Memorable Dialogue: At the beginning of the first episode, a chorus of voices join in to emphasize how unique and important Chamberlain was to the evolution of basketball from an afterthought to a global phenomenon. “He was a Renaissance man.” “He was the most important player of all time.” “He was the first rock and roll superstar in basketball.” “Without Wilt there wouldn’t be any Kevin Garnetts, any Kobe Bryants, any LeBron James, any Michael Jordans,” and–most memorably–“Wilt Chamberlain was an absolute motherf***er.”

Sex and Skin: None.

Our Take: There wasn’t a playbook for a life like Wilt Chamberlain’s. As a child, he towered over his classmates, his incredible height a source of embarrassment rather than pride. There was no NBA at the time, and little plausible path for a Black player to become a professional basketball player even when the league was formed. White or Black, the modern superstar athlete that we know today–one in control of their own career and image, with agency over where they play and who they play with–didn’t exist.

Chamberlain wrote that playbook.

His career stands head and shoulders over almost anyone else to play the game–he broke scoring records, changed both playbooks and rulebooks, and defined the image of a brash, confident, unapologetic superstar. During his career, Chamberlain was often compared negatively to Bill Russell, the only player of the era whose accomplishments equaled his own–in spite of the fact that the two were close friends off the court. Media and fans often held up Russell as the “good guy” to Chamberlain’s villain. As Goliath makes clear, though, Wilt Chamberlain was far more complex a figure than the dominant heel image he happily embraced.

The first episode of the three-part documentary focuses on Chamberlain’s early years, and it might just be the most compelling part of his long and fascinating story. He quickly went from an awkward child who towered over his classmates to a dominant player in high school, one who received offers from colleges all over the country–even the still-segregated portions of the country. When he arrived in Lawrence, Kansas to play for the Kansas University Jayhawks, he quickly set to doing what he always did: he changed the rulebook, willing his way into a desegregation of restaurants and business all over the town.

His impact on the court was just as immediate. Chamberlain not only quickly set scoring records, his physical abilities were so far beyond those of most players of his era (heck, beyond most still, but especially of that era) that the NCAA changed the rulebook to limit his impact, widening the lane and requiring that free-throw shooters release the ball while behind the line (eliminating Chamberlain’s preference for simply taking off from behind the line and dunking the ball.)
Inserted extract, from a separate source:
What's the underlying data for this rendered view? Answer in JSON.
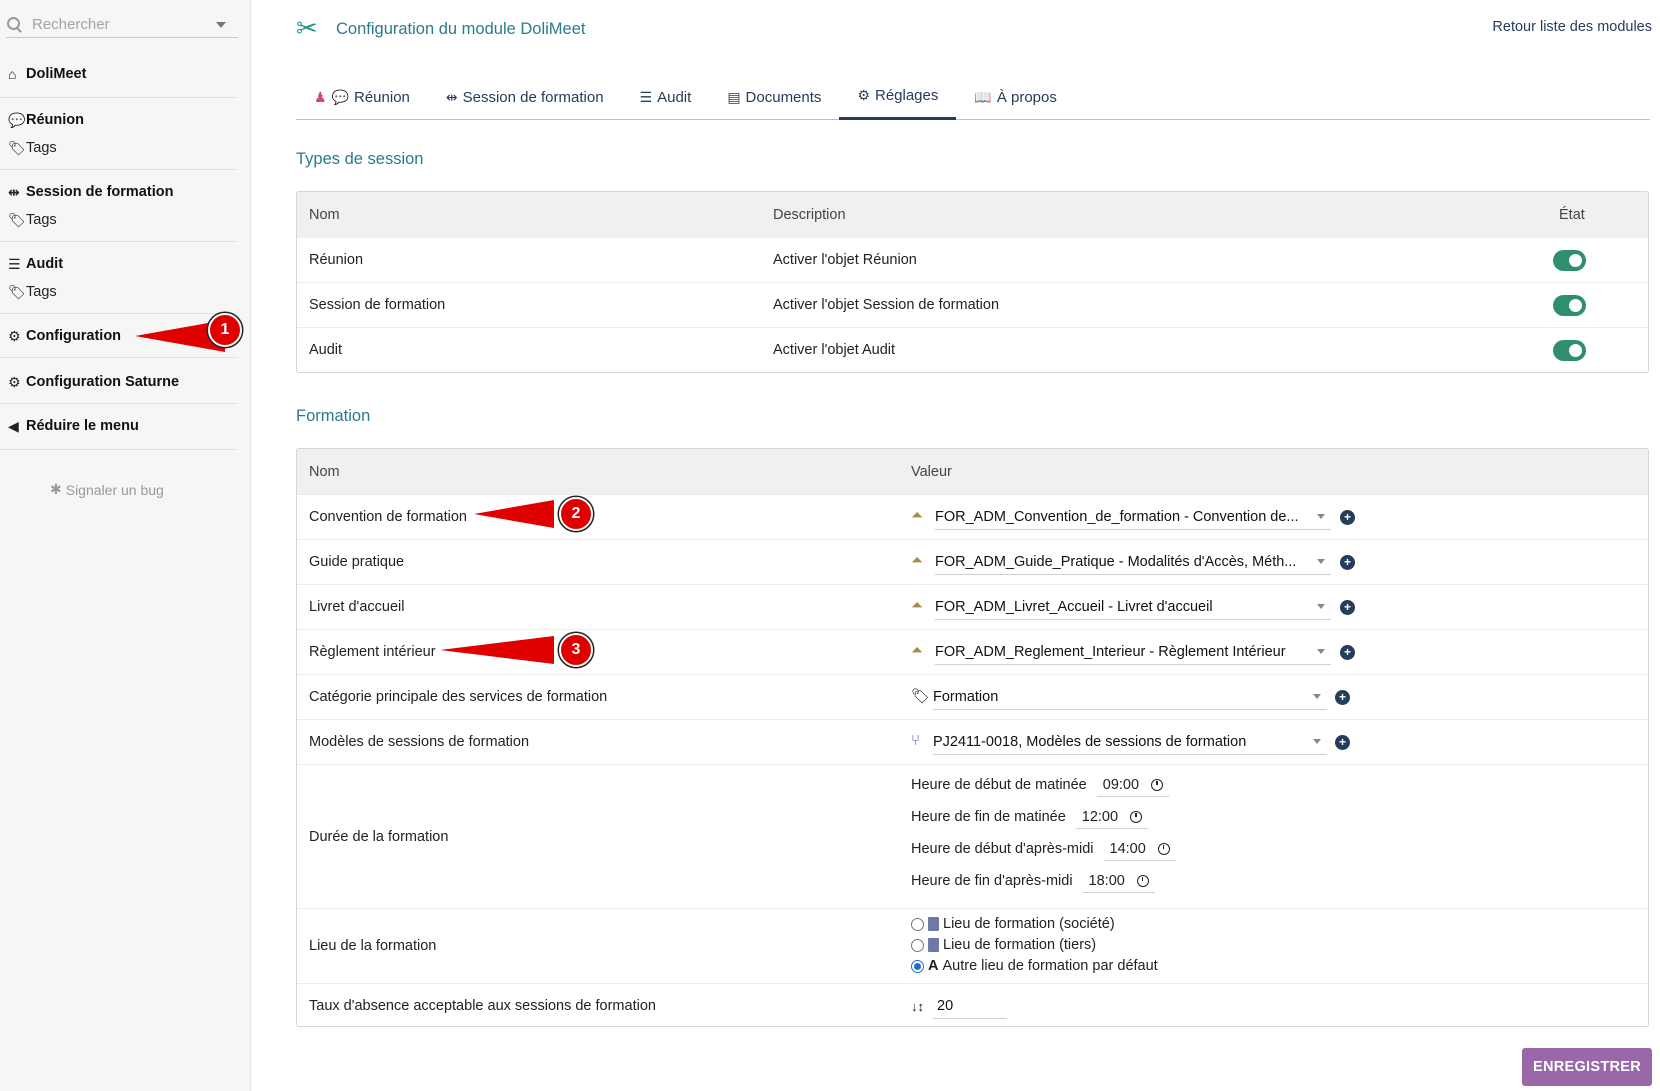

One of the most unusual–and potentially controversial–choices in Goliath is the use of artificial intelligence to generate a simulation of Chamberlain’s voice to read things he had said in writing over the years. It’s a bit jarring to hear, and it feels a bit ethically gray (though the choice was made with the cooperation of Chamberlain’s estate), but it’s not a central feature of an otherwise sharp and well-produced documentary film, and doesn’t detract from the overall impact of the work.

Our Call: STREAM IT. It’s easy to get hung up on the choice to recreate Chamberlain’s voice, but love that choice or hate it, Goliath is a first-rate piece of sports documentary filmmaking, one worthy of its titanic subject.